This basketball coaching article was written by Dale Layer.
Professional Basketball Instruction
The value of individual work-outs to isolate and improve individual basketball-related skills is undisputed. Having a clear workout plan designed by an expert is imperative, but not as many players buy into it. When your car breaks down, do you: A) fix it yourself, B) ask a friend for help, or C) take it to a trained mechanic?
Most would choose C, but for basketball work-outs, many players have their own ideas or lean on advice from friends or others with limited knowledge of the game but are clearly not trained professionals. But to get the most out of each workout, a trained and experienced basketball coach can provide the best insight and expertise to foster dramatic skill improvement.
Exaggerations and Manipulations
Exaggerating or manipulating situations and/or equipment can enhance each workout. Stressing to do things faster, harder, or against resistance should be present in each work-out.
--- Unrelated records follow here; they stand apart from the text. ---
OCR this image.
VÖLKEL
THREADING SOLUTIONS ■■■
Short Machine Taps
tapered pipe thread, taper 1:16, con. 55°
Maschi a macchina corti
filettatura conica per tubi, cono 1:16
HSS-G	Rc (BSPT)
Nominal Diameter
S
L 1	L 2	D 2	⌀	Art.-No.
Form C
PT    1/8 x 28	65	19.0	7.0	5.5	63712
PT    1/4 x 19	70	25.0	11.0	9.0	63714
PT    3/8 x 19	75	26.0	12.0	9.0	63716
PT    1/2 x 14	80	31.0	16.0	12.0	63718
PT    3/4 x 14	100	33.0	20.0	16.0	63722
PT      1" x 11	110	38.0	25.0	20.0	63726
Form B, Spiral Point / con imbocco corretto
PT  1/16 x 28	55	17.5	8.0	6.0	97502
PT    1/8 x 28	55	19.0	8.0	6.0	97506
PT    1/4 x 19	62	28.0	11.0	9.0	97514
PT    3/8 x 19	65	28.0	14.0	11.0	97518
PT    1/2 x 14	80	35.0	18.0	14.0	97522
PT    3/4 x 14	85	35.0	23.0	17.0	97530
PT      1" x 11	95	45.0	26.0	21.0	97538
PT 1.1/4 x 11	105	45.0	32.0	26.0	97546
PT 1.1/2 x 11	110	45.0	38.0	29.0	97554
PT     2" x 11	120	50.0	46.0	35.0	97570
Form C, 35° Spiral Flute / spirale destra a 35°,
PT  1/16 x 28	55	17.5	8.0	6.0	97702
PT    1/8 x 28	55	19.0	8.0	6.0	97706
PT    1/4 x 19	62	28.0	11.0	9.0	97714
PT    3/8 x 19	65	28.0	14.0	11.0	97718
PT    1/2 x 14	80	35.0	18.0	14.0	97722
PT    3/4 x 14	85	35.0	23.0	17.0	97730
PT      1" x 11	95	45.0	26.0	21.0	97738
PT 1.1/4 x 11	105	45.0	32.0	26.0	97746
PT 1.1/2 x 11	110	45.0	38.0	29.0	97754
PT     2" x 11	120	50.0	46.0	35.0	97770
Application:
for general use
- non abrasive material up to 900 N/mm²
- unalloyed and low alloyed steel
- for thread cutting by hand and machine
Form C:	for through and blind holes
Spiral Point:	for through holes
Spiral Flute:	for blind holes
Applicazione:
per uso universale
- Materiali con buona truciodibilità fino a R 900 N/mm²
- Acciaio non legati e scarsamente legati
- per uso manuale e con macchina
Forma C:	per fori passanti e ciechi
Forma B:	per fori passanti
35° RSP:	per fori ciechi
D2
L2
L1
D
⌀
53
Using heavy training basketballs can help with ball-handling.
Using two defenders to make it harder to dribble the ball up the floor or simulate trapping situations can be effective as well. Using two balls for ball-handling basketball drills is a good manipulation for coordination and concentration, but it limits the speed of executing these basketball drills.
Timing certain drills to make the player execute them faster each time can encourage players to do more reps in a certain time period. Physical contact from defenders with hands, bodies, or pads can better simulate game situations.
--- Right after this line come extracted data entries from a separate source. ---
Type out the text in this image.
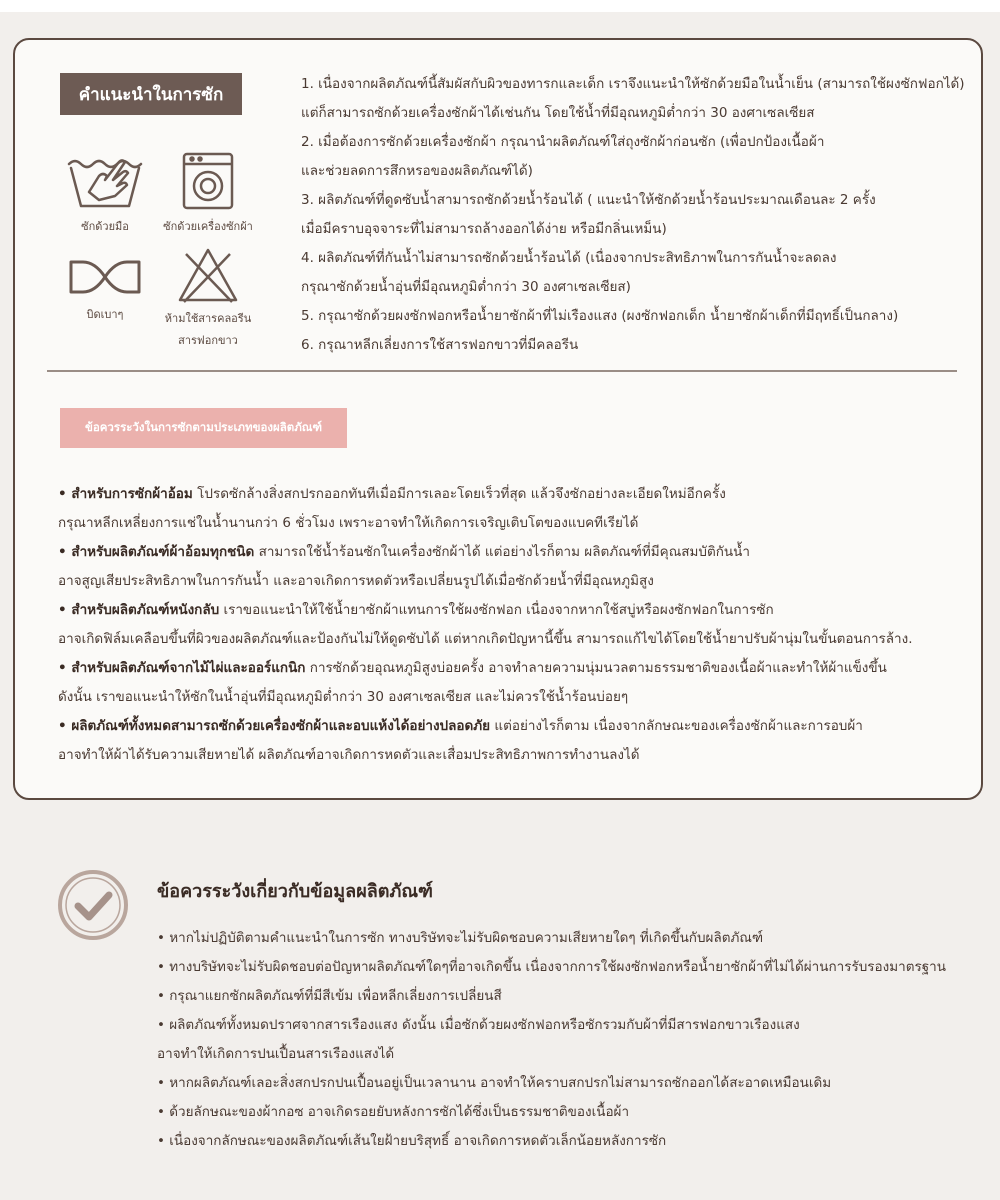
คำแนะนำในการซัก
ซักด้วยมือ	ซักด้วยเครื่องซักผ้า
บิดเบาๆ	ห้ามใช้สารคลอรีน
สารฟอกขาว
1. เนื่องจากผลิตภัณฑ์นี้สัมผัสกับผิวของทารกและเด็ก เราจึงแนะนำให้ซักด้วยมือในน้ำเย็น (สามารถใช้ผงซักฟอกได้)
แต่ก็สามารถซักด้วยเครื่องซักผ้าได้เช่นกัน โดยใช้น้ำที่มีอุณหภูมิต่ำกว่า 30 องศาเซลเซียส
2. เมื่อต้องการซักด้วยเครื่องซักผ้า กรุณานำผลิตภัณฑ์ใส่ถุงซักผ้าก่อนซัก (เพื่อปกป้องเนื้อผ้า
และช่วยลดการสึกหรอของผลิตภัณฑ์ได้)
3. ผลิตภัณฑ์ที่ดูดซับน้ำสามารถซักด้วยน้ำร้อนได้ ( แนะนำให้ซักด้วยน้ำร้อนประมาณเดือนละ 2 ครั้ง
เมื่อมีคราบอุจจาระที่ไม่สามารถล้างออกได้ง่าย หรือมีกลิ่นเหม็น)
4. ผลิตภัณฑ์ที่กันน้ำไม่สามารถซักด้วยน้ำร้อนได้ (เนื่องจากประสิทธิภาพในการกันน้ำจะลดลง
กรุณาซักด้วยน้ำอุ่นที่มีอุณหภูมิต่ำกว่า 30 องศาเซลเซียส)
5. กรุณาซักด้วยผงซักฟอกหรือน้ำยาซักผ้าที่ไม่เรืองแสง (ผงซักฟอกเด็ก น้ำยาซักผ้าเด็กที่มีฤทธิ์เป็นกลาง)
6. กรุณาหลีกเลี่ยงการใช้สารฟอกขาวที่มีคลอรีน
ข้อควรระวังในการซักตามประเภทของผลิตภัณฑ์
• สำหรับการซักผ้าอ้อม โปรดซักล้างสิ่งสกปรกออกทันทีเมื่อมีการเลอะโดยเร็วที่สุด แล้วจึงซักอย่างละเอียดใหม่อีกครั้ง
กรุณาหลีกเหลี่ยงการแช่ในน้ำนานกว่า 6 ชั่วโมง เพราะอาจทำให้เกิดการเจริญเติบโตของแบคทีเรียได้
• สำหรับผลิตภัณฑ์ผ้าอ้อมทุกชนิด สามารถใช้น้ำร้อนซักในเครื่องซักผ้าได้ แต่อย่างไรก็ตาม ผลิตภัณฑ์ที่มีคุณสมบัติกันน้ำ
อาจสูญเสียประสิทธิภาพในการกันน้ำ และอาจเกิดการหดตัวหรือเปลี่ยนรูปได้เมื่อซักด้วยน้ำที่มีอุณหภูมิสูง
• สำหรับผลิตภัณฑ์หนังกลับ เราขอแนะนำให้ใช้น้ำยาซักผ้าแทนการใช้ผงซักฟอก เนื่องจากหากใช้สบู่หรือผงซักฟอกในการซัก
อาจเกิดฟิล์มเคลือบขึ้นที่ผิวของผลิตภัณฑ์และป้องกันไม่ให้ดูดซับได้ แต่หากเกิดปัญหานี้ขึ้น สามารถแก้ไขได้โดยใช้น้ำยาปรับผ้านุ่มในขั้นตอนการล้าง.
• สำหรับผลิตภัณฑ์จากไม้ไผ่และออร์แกนิก การซักด้วยอุณหภูมิสูงบ่อยครั้ง อาจทำลายความนุ่มนวลตามธรรมชาติของเนื้อผ้าและทำให้ผ้าแข็งขึ้น
ดังนั้น เราขอแนะนำให้ซักในน้ำอุ่นที่มีอุณหภูมิต่ำกว่า 30 องศาเซลเซียส และไม่ควรใช้น้ำร้อนบ่อยๆ
• ผลิตภัณฑ์ทั้งหมดสามารถซักด้วยเครื่องซักผ้าและอบแห้งได้อย่างปลอดภัย แต่อย่างไรก็ตาม เนื่องจากลักษณะของเครื่องซักผ้าและการอบผ้า
อาจทำให้ผ้าได้รับความเสียหายได้ ผลิตภัณฑ์อาจเกิดการหดตัวและเสื่อมประสิทธิภาพการทำงานลงได้
ข้อควรระวังเกี่ยวกับข้อมูลผลิตภัณฑ์
• หากไม่ปฏิบัติตามคำแนะนำในการซัก ทางบริษัทจะไม่รับผิดชอบความเสียหายใดๆ ที่เกิดขึ้นกับผลิตภัณฑ์
• ทางบริษัทจะไม่รับผิดชอบต่อปัญหาผลิตภัณฑ์ใดๆที่อาจเกิดขึ้น เนื่องจากการใช้ผงซักฟอกหรือน้ำยาซักผ้าที่ไม่ได้ผ่านการรับรองมาตรฐาน
• กรุณาแยกซักผลิตภัณฑ์ที่มีสีเข้ม เพื่อหลีกเลี่ยงการเปลี่ยนสี
• ผลิตภัณฑ์ทั้งหมดปราศจากสารเรืองแสง ดังนั้น เมื่อซักด้วยผงซักฟอกหรือซักรวมกับผ้าที่มีสารฟอกขาวเรืองแสง
อาจทำให้เกิดการปนเปื้อนสารเรืองแสงได้
• หากผลิตภัณฑ์เลอะสิ่งสกปรกปนเปื้อนอยู่เป็นเวลานาน อาจทำให้คราบสกปรกไม่สามารถซักออกได้สะอาดเหมือนเดิม
• ด้วยลักษณะของผ้ากอซ อาจเกิดรอยยับหลังการซักได้ซึ่งเป็นธรรมชาติของเนื้อผ้า
• เนื่องจากลักษณะของผลิตภัณฑ์เส้นใยฝ้ายบริสุทธิ์ อาจเกิดการหดตัวเล็กน้อยหลังการซัก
Dribbling around chairs or cones is good, but actual defenders who can bump and/or react are much more game-like. Working twice as long on a weak hand compared to a strong hand can produce greater benefits. Always strive to turn a weakness into a strength.
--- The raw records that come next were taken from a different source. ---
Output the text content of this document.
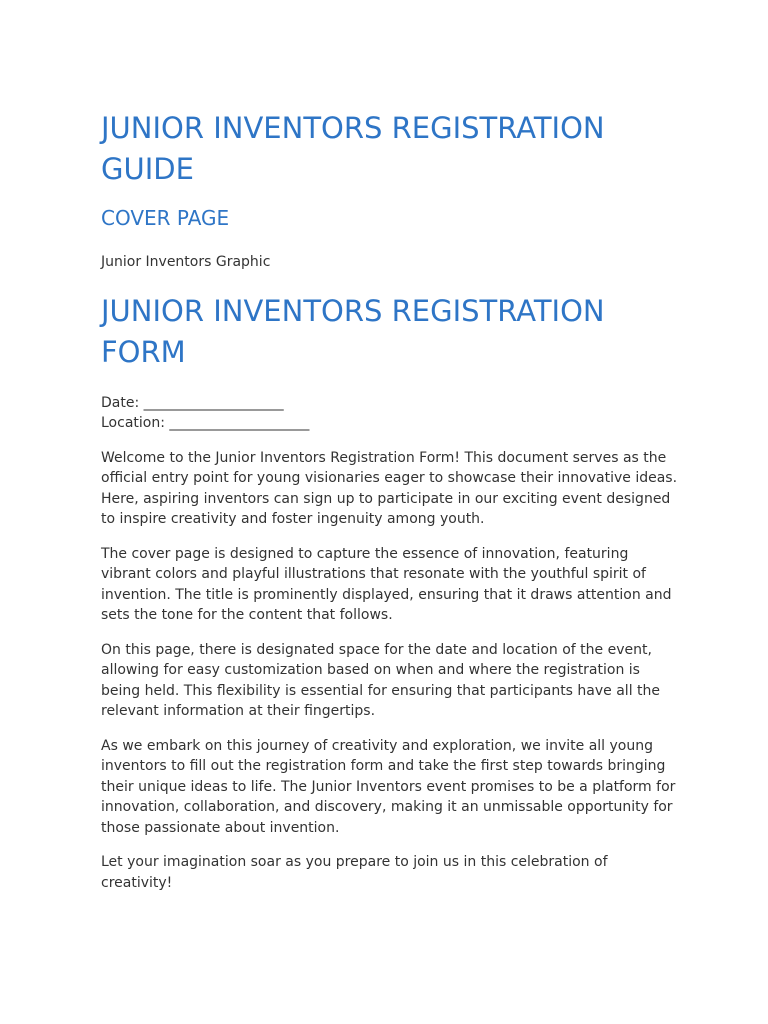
JUNIOR INVENTORS REGISTRATION GUIDE
COVER PAGE

Junior Inventors Graphic

JUNIOR INVENTORS REGISTRATION FORM

Date: ____________________
Location: ____________________

Welcome to the Junior Inventors Registration Form! This document serves as the official entry point for young visionaries eager to showcase their innovative ideas. Here, aspiring inventors can sign up to participate in our exciting event designed to inspire creativity and foster ingenuity among youth.

The cover page is designed to capture the essence of innovation, featuring vibrant colors and playful illustrations that resonate with the youthful spirit of invention. The title is prominently displayed, ensuring that it draws attention and sets the tone for the content that follows.

On this page, there is designated space for the date and location of the event, allowing for easy customization based on when and where the registration is being held. This flexibility is essential for ensuring that participants have all the relevant information at their fingertips.

As we embark on this journey of creativity and exploration, we invite all young inventors to fill out the registration form and take the first step towards bringing their unique ideas to life. The Junior Inventors event promises to be a platform for innovation, collaboration, and discovery, making it an unmissable opportunity for those passionate about invention.

Let your imagination soar as you prepare to join us in this celebration of creativity!
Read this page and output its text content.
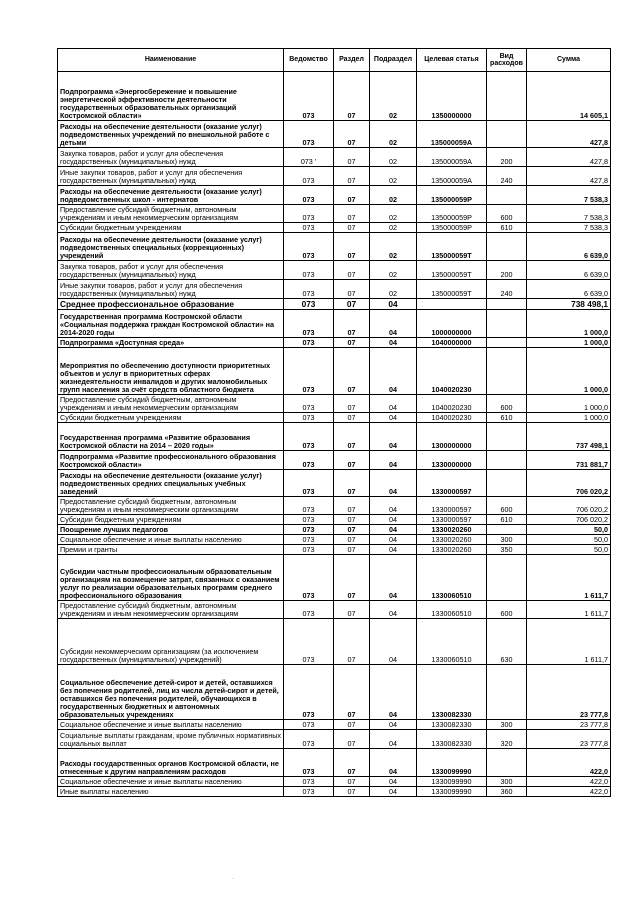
Наименование	Ведомство	Раздел	Подраздел	Целевая статья	Вид расходов	Сумма
Подпрограмма «Энергосбережение и повышение энергетической эффективности деятельности государственных образовательных организаций Костромской области»	073	07	02	1350000000		14 605,1
Расходы на обеспечение деятельности (оказание услуг) подведомственных учреждений по внешкольной работе с детьми	073	07	02	135000059А		427,8
Закупка товаров, работ и услуг для обеспечения государственных (муниципальных) нужд	073 '	07	02	135000059А	200	427,8
Иные закупки товаров, работ и услуг для обеспечения государственных (муниципальных) нужд	073	07	02	135000059А	240	427,8
Расходы на обеспечение деятельности (оказание услуг) подведомственных школ - интернатов	073	07	02	135000059Р		7 538,3
Предоставление субсидий бюджетным, автономным учреждениям и иным некоммерческим организациям	073	07	02	135000059Р	600	7 538,3
Субсидии бюджетным учреждениям	073	07	02	135000059Р	610	7 538,3
Расходы на обеспечение деятельности (оказание услуг) подведомственных специальных (коррекционных) учреждений	073	07	02	135000059Т		6 639,0
Закупка товаров, работ и услуг для обеспечения государственных (муниципальных) нужд	073	07	02	135000059Т	200	6 639,0
Иные закупки товаров, работ и услуг для обеспечения государственных (муниципальных) нужд	073	07	02	135000059Т	240	6 639,0
Среднее профессиональное образование	073	07	04			738 498,1
Государственная программа Костромской области «Социальная поддержка граждан Костромской области» на 2014-2020 годы	073	07	04	1000000000		1 000,0
Подпрограмма «Доступная среда»	073	07	04	1040000000		1 000,0
Мероприятия по обеспечению доступности приоритетных объектов и услуг в приоритетных сферах жизнедеятельности инвалидов и других маломобильных групп населения за счёт средств областного бюджета	073	07	04	1040020230		1 000,0
Предоставление субсидий бюджетным, автономным учреждениям и иным некоммерческим организациям	073	07	04	1040020230	600	1 000,0
Субсидии бюджетным учреждениям	073	07	04	1040020230	610	1 000,0
Государственная программа «Развитие образования Костромской области на 2014 – 2020 годы»	073	07	04	1300000000		737 498,1
Подпрограмма «Развитие профессионального образования Костромской области»	073	07	04	1330000000		731 881,7
Расходы на обеспечение деятельности (оказание услуг) подведомственных средних специальных учебных заведений	073	07	04	1330000597		706 020,2
Предоставление субсидий бюджетным, автономным учреждениям и иным некоммерческим организациям	073	07	04	1330000597	600	706 020,2
Субсидии бюджетным учреждениям	073	07	04	1330000597	610	706 020,2
Поощрение лучших педагогов	073	07	04	1330020260		50,0
Социальное обеспечение и иные выплаты населению	073	07	04	1330020260	300	50,0
Премии и гранты	073	07	04	1330020260	350	50,0
Субсидии частным профессиональным образовательным организациям на возмещение затрат, связанных с оказанием услуг по реализации образовательных программ среднего профессионального образования	073	07	04	1330060510		1 611,7
Предоставление субсидий бюджетным, автономным учреждениям и иным некоммерческим организациям	073	07	04	1330060510	600	1 611,7
Субсидии некоммерческим организациям (за исключением государственных (муниципальных) учреждений)	073	07	04	1330060510	630	1 611,7
Социальное обеспечение детей-сирот и детей, оставшихся без попечения родителей, лиц из числа детей-сирот и детей, оставшихся без попечения родителей, обучающихся в государственных бюджетных и автономных образовательных учреждениях	073	07	04	1330082330		23 777,8
Социальное обеспечение и иные выплаты населению	073	07	04	1330082330	300	23 777,8
Социальные выплаты гражданам, кроме публичных нормативных социальных выплат	073	07	04	1330082330	320	23 777,8
Расходы государственных органов Костромской области, не отнесенные к другим направлениям расходов	073	07	04	1330099990		422,0
Социальное обеспечение и иные выплаты населению	073	07	04	1330099990	300	422,0
Иные выплаты населению	073	07	04	1330099990	360	422,0
·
Working Harder and Faster is Key
Only working out at the highest intensity and pace can produce the desired results. Working through fatigue and when tired, can give a player an edge in skill and toughness. If work-outs are easy, and without a challenge, improvement is minimal.
High competitiveness, high intensity, fatigue, and personal challenge are all good ingredients to put in any workout blender. Always strive to do more, do it harder, and do it faster!!